Economists generally believe that debt is not always bad. In fact, it is good if the State’s economic growth can sustain and service it, which in turn depends on the size of the GDP and its growth rate, among other factors.
Most vibrant economies in the world have been built on debt. It is considered a healthy sign for a growing economy or an expanding business to take loans to fuel its growth, especially when the infusion of capital is an investment for creating the essential ingredients that will continue to sustain that growth.
Growing companies spend more money each year to create capacity for future – they build newer factories, invest in research and development, and improve skills of its employees. Similarly, growing economies take loans to fund its infrastructure projects – building roads, railway lines, power plants and canals. They also invest in welfare schemes to create a healthier and more literate population for a vibrant workforce and an enterprising population. After World War II, the US and Japan became industrial and financial giants by taking big loans to fuel their economic engines.
There are also contrarian examples of companies and countries going bankrupt because of their inability to pay off their debts.
This brings us to an essential question – is debt good or bad? Should a country or State take massive loans whereby it mortgages its future into servicing the debts, or should it shun all kinds of debts only to lose out on the potential growth?
The answer is somewhere in the middle. A study of economies that have gone through similar growth trajectories can be a guiding factor. The United States, Japan and China have taken loans during their rapid expansion phases. The US took loans amounting to 110% of its GDP after World War II, and so did Japan. Unofficial estimates of China’s current debt is around 230% of its GDP.
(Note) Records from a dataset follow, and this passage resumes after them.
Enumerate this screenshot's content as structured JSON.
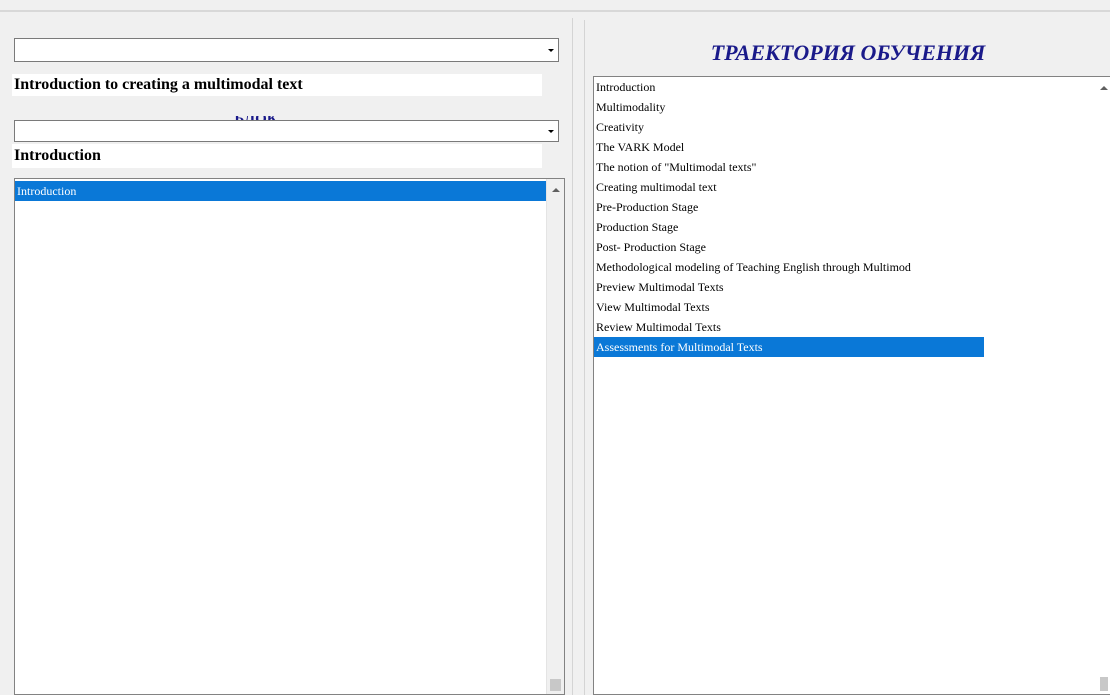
{
  "left": {
    "module_combo": {
      "value": ""
    },
    "module_title": "Introduction to creating a multimodal text",
    "blok_title": "БЛОК",
    "block_combo": {
      "value": ""
    },
    "block_title": "Introduction",
    "topic_list": [
      {
        "label": "Introduction",
        "selected": true
      }
    ]
  },
  "right": {
    "title": "ТРАЕКТОРИЯ ОБУЧЕНИЯ",
    "trajectory_list": [
      {
        "label": "Introduction",
        "selected": false
      },
      {
        "label": "Multimodality",
        "selected": false
      },
      {
        "label": "Creativity",
        "selected": false
      },
      {
        "label": "The VARK Model",
        "selected": false
      },
      {
        "label": "The notion of \"Multimodal texts\"",
        "selected": false
      },
      {
        "label": "Creating multimodal text",
        "selected": false
      },
      {
        "label": "Pre-Production Stage",
        "selected": false
      },
      {
        "label": "Production Stage",
        "selected": false
      },
      {
        "label": "Post- Production Stage",
        "selected": false
      },
      {
        "label": "Methodological modeling of Teaching English through Multimod",
        "selected": false
      },
      {
        "label": "Preview Multimodal Texts",
        "selected": false
      },
      {
        "label": "View Multimodal Texts",
        "selected": false
      },
      {
        "label": "Review Multimodal Texts",
        "selected": false
      },
      {
        "label": "Assessments for Multimodal Texts",
        "selected": true
      }
    ]
  },
  "colors": {
    "selection": "#0a78d7",
    "title_blue": "#1a1a8a",
    "window_bg": "#f0f0f0"
  }
}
Debt is good if the State’s economic growth can sustain and service it, which in turn depends on the size of the GDP and its growth rate, among other factors. If the growth rate is high and shows the same promise in the future years, then its ability to service a debt is secure.
The debt-to-GDP ratio of the three largest economies in the world – US, China and Japan – is 104%, 240%, and 230%, respectively. India is now the 7th largest economy in the world and has a debt-to-GDP ratio of only 69%. India is growing rapidly — 7% this year, and 7.6% and 7.2% in the previous years. The US and Japan have reached stagnation growing at 2% and 1.6%, while China is slowing down to 6.5%.
Attitude Towards Loans
India is a prime candidate for taking larger debts because of its size and growth rate. And yet, you will see a large outcry whenever the Indian government takes loans. That’s because Indians are squeamish when it comes to debts and they see loans as bad. The same attitude has permeated into our polity and media who decry any debt of the government.
So, when Telangana presented its Budget recently with a growing debt, the media predicted a doomsday scenario, calling it a “big financial crisis” and that “coffers are bleeding on debt”. They accuse the State of “pushing people into a huge debt trap”. Looking at these news headlines, a common reader assumes that there is something grossly wrong with the increasing amount of loans taken by Telangana.
Only an objective analysis can reveal the truth behind these worrisome fears.
Telangana is now one of the fastest growing States in India with a GSDP growth rate at 10.1%, much higher than the country’s average of 7%. Its GSDP at Rs 6.54 lakh crore makes it the 11th largest in the country, bigger than Haryana or Punjab, and bigger than countries like Sri Lanka or Ukraine.
Currently, Telangana is investing in urban development, building roads, and in projects like Mission Kakatiya that aims to restore nearly 46,000 tanks. It plans to nearly quadruple its power generation capacity. Under Mission Bhagiratha, it plans to give tap water connection to the entire rural population, while connecting every home with fibre optic connectivity. These investments into infrastructure along with welfare schemes in healthcare and primary education have far reaching consequences for any economy.
When compared with other States in India, Telangana’s debt-to-GSDP Ratio is only 17.4% while nearly 15 States in India have larger debt ratios.
Leading the pack is West Bengal at 32.9% followed by Rajasthan at 31.4% and Uttar Pradesh at 30.1%. Even the so-called progressive States such as Gujarat, Tamil Nadu and Maharashtra have higher debt-to-GSDP ratios compared with Telangana which has a ratio less than the country’s average of 21.2%.
Some critics warn that Telangana’s debt is quite high as against its budget outlay. A progressive State like Gujarat has a debt of Rs 1.65 lakh crore against a Budget outlay of 1.51 lakh crore – more debt than its budget outlay. Maharashtra, Andhra Pradesh, Tamil Nadu and Karnataka have bigger debts than their budget outlays. Whereas Telangana’s debt of Rs 1.14 lakh crore is smaller than its budget outlay of Rs 1.49 lakh crore. So definitely, this outcry against Telangana has no merit.
Both from fiscal and development angles, it is evident that Telangana can and needs to take more loans to fund its growth story. The Central Government should support such growing States by increasing their borrowing capacity.